Supreme Court Justice Ketanji Brown Jackson, who this week condemned the attacks President Donald Trump and his allies have made against judges who are blocking the administration's policies, failed to take historic precedent into her comments, according to Harvard Law professor emeritus Alan Dershowitz on Newsmax Friday.
NEWSMAX -- "This is not new," Dershowitz told Newsmax's "The Record With Greta Van Susteren." "Thomas Jefferson attacked judges appointed by John Adams much, much more ferociously. [Abraham] Lincoln attacked judges, indeed, suspended the writ of habeas corpus. Franklin Delano Roosevelt intimidated judges, threatened that he would pack the court, and that resulted in the switch in time that saved nine."
Jackson, speaking at a judges' conference in Puerto Rico Thursday, said that the attacks against judges are "not random" but are designed to "intimidate those of us who serve in this critical capacity," reported Politico.
She also called the threats from the administration "attacks on our democracy, on our system of government," and said they "ultimately risk undermining our Constitution and the rule of law."
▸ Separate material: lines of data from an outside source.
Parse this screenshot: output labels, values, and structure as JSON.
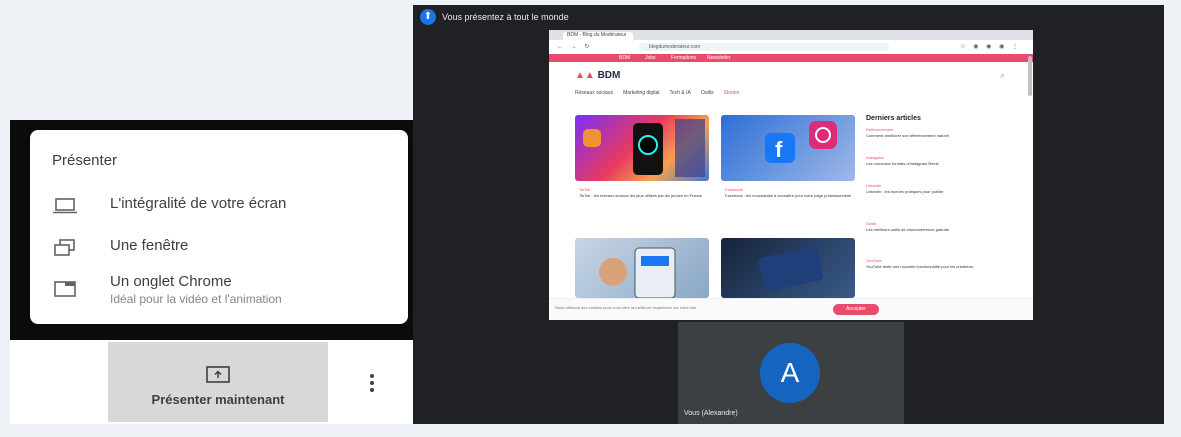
{
  "present_menu": {
    "title": "Présenter",
    "items": [
      {
        "icon": "laptop-icon",
        "label": "L'intégralité de votre écran"
      },
      {
        "icon": "window-icon",
        "label": "Une fenêtre"
      },
      {
        "icon": "tab-icon",
        "label": "Un onglet Chrome",
        "sublabel": "Idéal pour la vidéo et l'animation"
      }
    ]
  },
  "bottom_bar": {
    "present_now_label": "Présenter maintenant",
    "present_icon": "present-screen-icon",
    "more_icon": "more-vert-icon"
  },
  "meeting": {
    "banner_text": "Vous présentez à tout le monde",
    "participant_initial": "A",
    "participant_name": "Vous (Alexandre)"
  },
  "shared_page": {
    "tab_label": "BDM - Blog du Modérateur",
    "url": "blogdumoderateur.com",
    "nav_strip": [
      "BDM",
      "Jobs",
      "Formations",
      "Newsletter"
    ],
    "logo": "BDM",
    "menu": [
      "Réseaux sociaux",
      "Marketing digital",
      "Tech & IA",
      "Outils",
      "Stories"
    ],
    "articles": [
      {
        "category": "TikTok",
        "title": "TikTok : les réseaux sociaux les plus utilisés par les jeunes en France"
      },
      {
        "category": "Facebook",
        "title": "Facebook : les nouveautés à connaître pour votre page professionnelle"
      }
    ],
    "sidebar_title": "Derniers articles",
    "sidebar_items": [
      {
        "category": "Référencement",
        "title": "Comment améliorer son référencement naturel"
      },
      {
        "category": "Instagram",
        "title": "Les nouveaux formats d'Instagram Reels"
      },
      {
        "category": "LinkedIn",
        "title": "LinkedIn : les bonnes pratiques pour publier"
      },
      {
        "category": "Outils",
        "title": "Les meilleurs outils de visioconférence gratuits"
      },
      {
        "category": "YouTube",
        "title": "YouTube teste une nouvelle fonctionnalité pour les créateurs"
      }
    ],
    "cookie_text": "Nous utilisons des cookies pour vous offrir la meilleure expérience sur notre site.",
    "cookie_button": "Accepter"
  },
  "colors": {
    "accent_pink": "#e84c6c",
    "avatar_blue": "#1565c0",
    "dark_bg": "#202124"
  }
}
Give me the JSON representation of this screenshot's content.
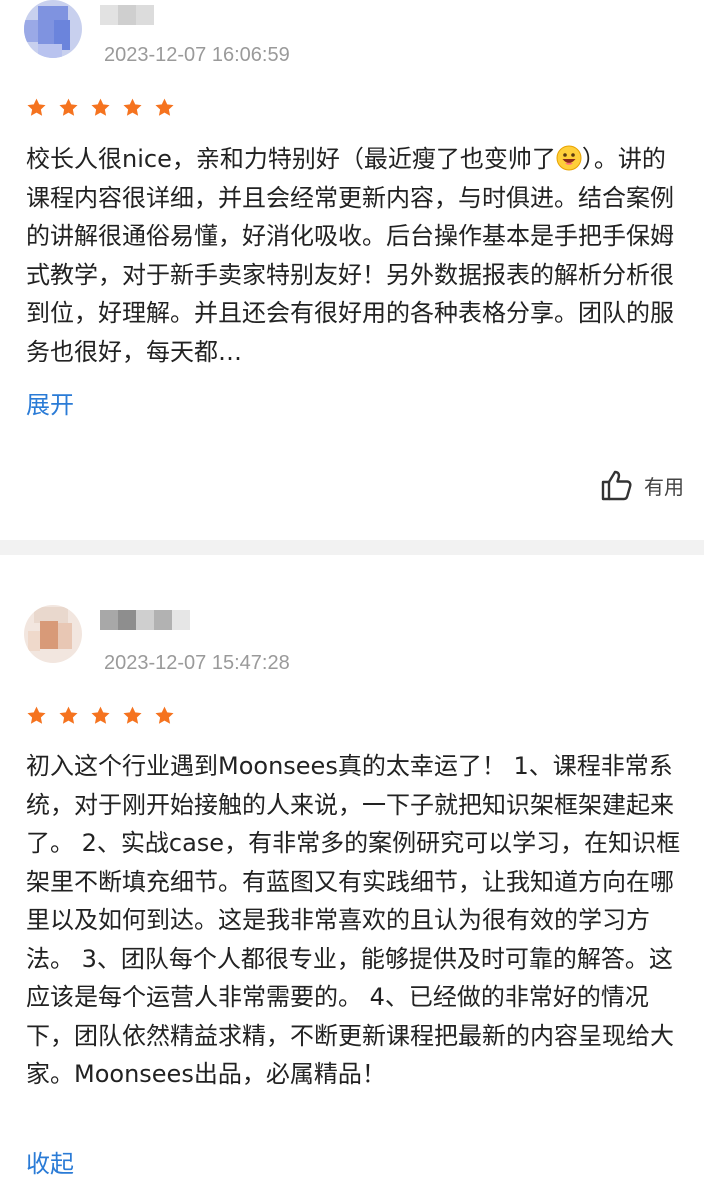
{
  "reviews": [
    {
      "date": "2023-12-07 16:06:59",
      "rating": 5,
      "text_before_emoji": "校长人很nice，亲和力特别好（最近瘦了也变帅了",
      "emoji": "grinning-face-emoji",
      "text_after_emoji": "）。讲的课程内容很详细，并且会经常更新内容，与时俱进。结合案例的讲解很通俗易懂，好消化吸收。后台操作基本是手把手保姆式教学，对于新手卖家特别友好！另外数据报表的解析分析很到位，好理解。并且还会有很好用的各种表格分享。团队的服务也很好，每天都…",
      "toggle_label": "展开",
      "useful_label": "有用"
    },
    {
      "date": "2023-12-07 15:47:28",
      "rating": 5,
      "text": "初入这个行业遇到Moonsees真的太幸运了！ 1、课程非常系统，对于刚开始接触的人来说，一下子就把知识架框架建起来了。 2、实战case，有非常多的案例研究可以学习，在知识框架里不断填充细节。有蓝图又有实践细节，让我知道方向在哪里以及如何到达。这是我非常喜欢的且认为很有效的学习方法。 3、团队每个人都很专业，能够提供及时可靠的解答。这应该是每个运营人非常需要的。 4、已经做的非常好的情况下，团队依然精益求精，不断更新课程把最新的内容呈现给大家。Moonsees出品，必属精品！",
      "toggle_label": "收起"
    }
  ],
  "colors": {
    "star": "#f5731f",
    "link": "#2a7bd6",
    "date": "#9a9a9a",
    "divider": "#f2f2f2"
  },
  "icons": {
    "star": "star-icon",
    "useful": "thumbs-up-icon"
  }
}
But Dershowitz told host Greta Van Susteren that Jackson has "no credibility unless she puts her criticisms in historical context" and goes after Senate Minority Leader Chuck Schumer, D-N.Y., for his comments about the judiciary or after other judges.
"Arguments between the judiciary and the executive are as old as our nation," Dershowitz said.
Dershowitz acknowledged that he also says "rotten things about judges," adding he'll "continue to do so as long as judges do rotten things and don't obey the Constitution."
Judges are not above the law, he continued.
"The judge who sat on the disgraceful New York trial of Donald Trump for doing something that wasn't even illegal deserves condemnation," Dershowitz said, referring to Trump's records case.
"The judge in D.C., who didn't recuse himself, notwithstanding the fact that his daughter is deeply involved in deportation — these judges deserve to be criticized. I will continue to criticize them, as I have in my 60-year career."
Judges, he added, "deserve acceptance based only on the quality of their opinions, not on the fact that they're wearing robes."
Dershowitz also argued that lawyers who won't fight against judges are "cowards" who are afraid on behalf of their clients.
"I have been in courtrooms where judges have done horrible things, and the lawyers whispered to me, 'Oh, my God, I wish I had the guts to stand up and tell him what I think,'" he said. "But judges take it out on lawyers who don't treat them with the kind of reverence that they want to be treated with. So I'm completely in favor of judges being subject to scrutiny and to criticism."